Cela dit, au-delà de mon profond dédain, ces automates n’éveillaient pas grand intérêt en moi. Je redoutais davantage la foule pour sa faculté à dissimuler un fourbe chargé de me supprimer subrepticement. Pour plus de discrétion, aucun garde du corps ne me couvrait, j’étais seul avec mon chat en cage dans la main gauche. Ma main droite serrait compulsivement mon révolver dans la poche de mon manteau, au cas où. Mon regard, que je composais impassible à l’image de mes amorphes compagnons, surveillait ainsi non seulement les directions de mes nombreuses correspondances mais également les mouvements suspects.

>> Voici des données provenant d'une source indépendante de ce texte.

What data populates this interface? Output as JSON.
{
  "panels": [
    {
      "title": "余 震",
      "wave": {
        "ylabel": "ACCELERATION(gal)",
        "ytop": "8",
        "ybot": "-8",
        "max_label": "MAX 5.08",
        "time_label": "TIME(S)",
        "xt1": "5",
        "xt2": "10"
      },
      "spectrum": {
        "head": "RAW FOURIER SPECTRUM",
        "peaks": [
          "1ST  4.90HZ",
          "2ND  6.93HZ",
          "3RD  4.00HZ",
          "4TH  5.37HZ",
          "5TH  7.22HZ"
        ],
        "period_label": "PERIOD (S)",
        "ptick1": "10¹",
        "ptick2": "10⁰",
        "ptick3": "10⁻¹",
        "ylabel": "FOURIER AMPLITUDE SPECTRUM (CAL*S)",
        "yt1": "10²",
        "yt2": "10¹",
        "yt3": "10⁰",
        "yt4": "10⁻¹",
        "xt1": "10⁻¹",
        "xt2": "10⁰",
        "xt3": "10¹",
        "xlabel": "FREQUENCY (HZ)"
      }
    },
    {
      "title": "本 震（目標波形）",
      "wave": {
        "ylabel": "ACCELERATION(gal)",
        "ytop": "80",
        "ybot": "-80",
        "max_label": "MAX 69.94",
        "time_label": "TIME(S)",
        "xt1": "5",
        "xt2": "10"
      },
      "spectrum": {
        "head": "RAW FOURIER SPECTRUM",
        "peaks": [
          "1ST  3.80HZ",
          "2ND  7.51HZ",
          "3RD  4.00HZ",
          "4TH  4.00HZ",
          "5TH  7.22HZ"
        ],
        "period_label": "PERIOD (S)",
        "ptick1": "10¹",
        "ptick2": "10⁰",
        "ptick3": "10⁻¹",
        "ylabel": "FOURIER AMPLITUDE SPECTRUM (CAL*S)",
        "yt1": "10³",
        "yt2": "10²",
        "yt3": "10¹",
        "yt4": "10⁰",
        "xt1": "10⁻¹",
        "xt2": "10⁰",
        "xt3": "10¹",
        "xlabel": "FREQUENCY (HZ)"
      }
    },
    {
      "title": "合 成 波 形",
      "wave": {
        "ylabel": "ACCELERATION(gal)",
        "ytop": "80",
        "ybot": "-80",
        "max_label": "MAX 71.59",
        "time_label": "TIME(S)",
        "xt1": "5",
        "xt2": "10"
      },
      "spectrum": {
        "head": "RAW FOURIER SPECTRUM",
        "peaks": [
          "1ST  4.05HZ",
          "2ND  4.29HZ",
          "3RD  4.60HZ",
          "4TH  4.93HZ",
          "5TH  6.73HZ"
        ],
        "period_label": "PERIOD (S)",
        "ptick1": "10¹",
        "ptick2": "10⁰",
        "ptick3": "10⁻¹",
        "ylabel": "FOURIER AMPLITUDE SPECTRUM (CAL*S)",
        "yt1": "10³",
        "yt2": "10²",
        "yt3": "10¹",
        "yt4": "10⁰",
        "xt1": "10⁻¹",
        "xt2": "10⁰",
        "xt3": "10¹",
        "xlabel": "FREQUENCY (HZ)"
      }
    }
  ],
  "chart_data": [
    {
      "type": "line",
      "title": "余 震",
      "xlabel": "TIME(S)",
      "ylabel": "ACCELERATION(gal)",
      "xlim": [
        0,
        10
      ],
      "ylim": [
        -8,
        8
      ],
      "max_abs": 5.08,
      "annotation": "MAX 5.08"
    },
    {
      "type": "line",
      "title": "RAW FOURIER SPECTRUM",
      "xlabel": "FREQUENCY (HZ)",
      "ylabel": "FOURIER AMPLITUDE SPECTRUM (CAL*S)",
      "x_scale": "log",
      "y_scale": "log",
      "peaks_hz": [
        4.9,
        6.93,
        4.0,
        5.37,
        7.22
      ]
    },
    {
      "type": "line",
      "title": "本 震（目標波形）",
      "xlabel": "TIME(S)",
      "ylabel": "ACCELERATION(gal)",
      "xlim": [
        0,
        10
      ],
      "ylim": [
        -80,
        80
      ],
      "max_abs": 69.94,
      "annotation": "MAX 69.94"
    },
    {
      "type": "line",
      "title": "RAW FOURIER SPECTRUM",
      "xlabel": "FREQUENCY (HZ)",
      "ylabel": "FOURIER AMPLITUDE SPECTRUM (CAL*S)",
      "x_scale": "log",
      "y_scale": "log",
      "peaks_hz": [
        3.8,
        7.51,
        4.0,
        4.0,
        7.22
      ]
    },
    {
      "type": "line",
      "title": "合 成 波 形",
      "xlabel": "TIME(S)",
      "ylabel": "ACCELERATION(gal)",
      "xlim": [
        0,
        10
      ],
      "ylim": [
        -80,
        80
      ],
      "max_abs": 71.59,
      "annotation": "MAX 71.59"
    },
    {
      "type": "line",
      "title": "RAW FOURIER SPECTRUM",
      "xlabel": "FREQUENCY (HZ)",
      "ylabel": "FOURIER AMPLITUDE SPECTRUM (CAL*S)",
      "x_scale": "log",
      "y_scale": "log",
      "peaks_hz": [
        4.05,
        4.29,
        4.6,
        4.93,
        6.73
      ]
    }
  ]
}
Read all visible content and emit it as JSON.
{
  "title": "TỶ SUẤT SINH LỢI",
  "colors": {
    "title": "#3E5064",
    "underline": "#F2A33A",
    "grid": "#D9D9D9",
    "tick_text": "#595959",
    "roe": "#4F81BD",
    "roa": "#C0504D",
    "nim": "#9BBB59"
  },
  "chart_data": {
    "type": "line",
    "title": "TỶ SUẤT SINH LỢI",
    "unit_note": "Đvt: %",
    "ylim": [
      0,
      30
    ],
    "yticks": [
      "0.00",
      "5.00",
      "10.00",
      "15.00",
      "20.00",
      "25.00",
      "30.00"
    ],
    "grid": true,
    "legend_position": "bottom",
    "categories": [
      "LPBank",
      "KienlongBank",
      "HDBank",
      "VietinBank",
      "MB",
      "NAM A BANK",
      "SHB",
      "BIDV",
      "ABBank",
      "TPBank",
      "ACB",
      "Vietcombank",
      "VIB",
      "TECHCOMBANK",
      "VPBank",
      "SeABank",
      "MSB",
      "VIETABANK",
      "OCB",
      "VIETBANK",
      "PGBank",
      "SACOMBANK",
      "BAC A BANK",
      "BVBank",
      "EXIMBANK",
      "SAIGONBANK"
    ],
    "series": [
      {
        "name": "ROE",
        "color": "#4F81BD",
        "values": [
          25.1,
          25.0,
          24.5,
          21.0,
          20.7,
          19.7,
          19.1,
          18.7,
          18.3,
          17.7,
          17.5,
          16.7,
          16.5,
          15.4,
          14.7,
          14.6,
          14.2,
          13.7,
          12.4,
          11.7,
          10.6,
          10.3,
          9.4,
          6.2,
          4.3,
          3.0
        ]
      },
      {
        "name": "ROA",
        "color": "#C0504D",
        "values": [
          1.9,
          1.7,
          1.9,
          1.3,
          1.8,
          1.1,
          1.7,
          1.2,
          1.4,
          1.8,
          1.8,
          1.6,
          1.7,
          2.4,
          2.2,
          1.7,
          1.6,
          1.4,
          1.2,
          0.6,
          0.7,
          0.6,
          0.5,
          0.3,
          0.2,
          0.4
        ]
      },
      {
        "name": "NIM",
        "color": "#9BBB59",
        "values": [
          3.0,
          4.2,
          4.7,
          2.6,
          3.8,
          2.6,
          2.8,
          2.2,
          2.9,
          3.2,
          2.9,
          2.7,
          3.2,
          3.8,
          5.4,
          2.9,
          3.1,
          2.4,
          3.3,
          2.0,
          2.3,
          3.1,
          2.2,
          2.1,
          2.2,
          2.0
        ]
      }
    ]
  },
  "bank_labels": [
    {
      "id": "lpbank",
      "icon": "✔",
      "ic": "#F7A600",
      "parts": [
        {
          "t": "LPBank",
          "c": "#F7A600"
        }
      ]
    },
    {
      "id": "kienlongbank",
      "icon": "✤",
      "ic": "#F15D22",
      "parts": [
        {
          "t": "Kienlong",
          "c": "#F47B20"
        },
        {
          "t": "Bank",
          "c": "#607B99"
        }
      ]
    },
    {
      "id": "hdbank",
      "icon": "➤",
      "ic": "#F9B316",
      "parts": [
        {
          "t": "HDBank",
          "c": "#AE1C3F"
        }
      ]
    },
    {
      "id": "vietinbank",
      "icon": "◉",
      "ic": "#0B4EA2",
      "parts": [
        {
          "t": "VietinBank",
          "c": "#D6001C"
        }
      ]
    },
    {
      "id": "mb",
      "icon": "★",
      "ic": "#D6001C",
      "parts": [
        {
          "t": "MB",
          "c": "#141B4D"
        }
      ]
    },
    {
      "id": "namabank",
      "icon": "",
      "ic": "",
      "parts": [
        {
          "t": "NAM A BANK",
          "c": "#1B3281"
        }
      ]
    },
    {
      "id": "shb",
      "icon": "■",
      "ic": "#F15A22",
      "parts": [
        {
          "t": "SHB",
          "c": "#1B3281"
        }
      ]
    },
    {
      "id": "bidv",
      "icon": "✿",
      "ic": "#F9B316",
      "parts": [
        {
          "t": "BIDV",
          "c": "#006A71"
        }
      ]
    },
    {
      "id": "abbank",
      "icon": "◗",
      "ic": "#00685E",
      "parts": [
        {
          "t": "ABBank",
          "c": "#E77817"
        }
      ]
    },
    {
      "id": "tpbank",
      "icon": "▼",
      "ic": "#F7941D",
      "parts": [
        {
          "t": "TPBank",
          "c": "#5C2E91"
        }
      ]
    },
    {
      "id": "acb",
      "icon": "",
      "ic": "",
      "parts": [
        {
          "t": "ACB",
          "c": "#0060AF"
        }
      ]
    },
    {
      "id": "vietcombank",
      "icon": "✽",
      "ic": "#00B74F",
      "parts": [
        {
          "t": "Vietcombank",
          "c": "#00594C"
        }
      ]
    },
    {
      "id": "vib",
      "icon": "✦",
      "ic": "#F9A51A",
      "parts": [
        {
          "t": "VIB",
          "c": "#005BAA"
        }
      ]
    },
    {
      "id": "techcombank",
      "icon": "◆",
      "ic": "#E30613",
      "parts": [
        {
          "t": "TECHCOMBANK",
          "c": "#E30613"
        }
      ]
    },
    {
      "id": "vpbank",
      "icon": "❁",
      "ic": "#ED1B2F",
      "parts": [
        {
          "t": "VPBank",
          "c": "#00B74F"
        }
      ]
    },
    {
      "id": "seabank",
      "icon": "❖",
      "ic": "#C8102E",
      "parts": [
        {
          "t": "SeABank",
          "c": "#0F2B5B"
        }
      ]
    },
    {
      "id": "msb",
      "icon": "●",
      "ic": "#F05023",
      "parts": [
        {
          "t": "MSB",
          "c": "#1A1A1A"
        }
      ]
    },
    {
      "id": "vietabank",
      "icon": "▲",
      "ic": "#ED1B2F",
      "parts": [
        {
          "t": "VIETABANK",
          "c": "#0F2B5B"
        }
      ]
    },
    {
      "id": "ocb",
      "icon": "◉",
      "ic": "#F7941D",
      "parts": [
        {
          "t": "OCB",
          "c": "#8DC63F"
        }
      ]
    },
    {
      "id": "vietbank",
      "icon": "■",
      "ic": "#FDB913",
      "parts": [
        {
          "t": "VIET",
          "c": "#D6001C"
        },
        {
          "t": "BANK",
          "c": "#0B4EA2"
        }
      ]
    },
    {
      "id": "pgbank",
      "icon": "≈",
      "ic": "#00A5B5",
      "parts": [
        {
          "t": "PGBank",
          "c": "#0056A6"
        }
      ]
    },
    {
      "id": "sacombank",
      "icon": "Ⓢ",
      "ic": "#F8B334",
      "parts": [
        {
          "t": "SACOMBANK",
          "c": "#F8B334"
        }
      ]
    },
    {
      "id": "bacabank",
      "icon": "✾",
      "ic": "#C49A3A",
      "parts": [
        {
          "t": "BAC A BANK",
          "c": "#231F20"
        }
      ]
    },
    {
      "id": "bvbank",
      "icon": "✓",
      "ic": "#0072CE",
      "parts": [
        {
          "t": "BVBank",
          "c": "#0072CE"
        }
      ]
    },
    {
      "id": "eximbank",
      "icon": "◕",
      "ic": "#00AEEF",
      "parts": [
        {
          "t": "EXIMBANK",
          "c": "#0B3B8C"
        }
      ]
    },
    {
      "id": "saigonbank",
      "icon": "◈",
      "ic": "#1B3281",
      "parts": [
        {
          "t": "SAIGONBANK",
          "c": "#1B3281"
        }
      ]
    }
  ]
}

C’est ainsi exténué, usé physiquement et intellectuellement que je rejoignis finalement ma chambre d’hôtel. Avant même de déposer mon bagage dans un coin, je rendis sa liberté à mon petit compagnon félin. Le chaton après quelques reniflements se mit à explorer frénétiquement son nouveau territoire avec une curiosité affichée.
- Haha ! Ne te fatigue pas trop, Shââ, nous ne restons pas longtemps.

Le seul fait de conjuguer le verbe fatiguer m’éprouva profondément. Je m’effondrai lourdement sur mon lit et m’endormit pareillement.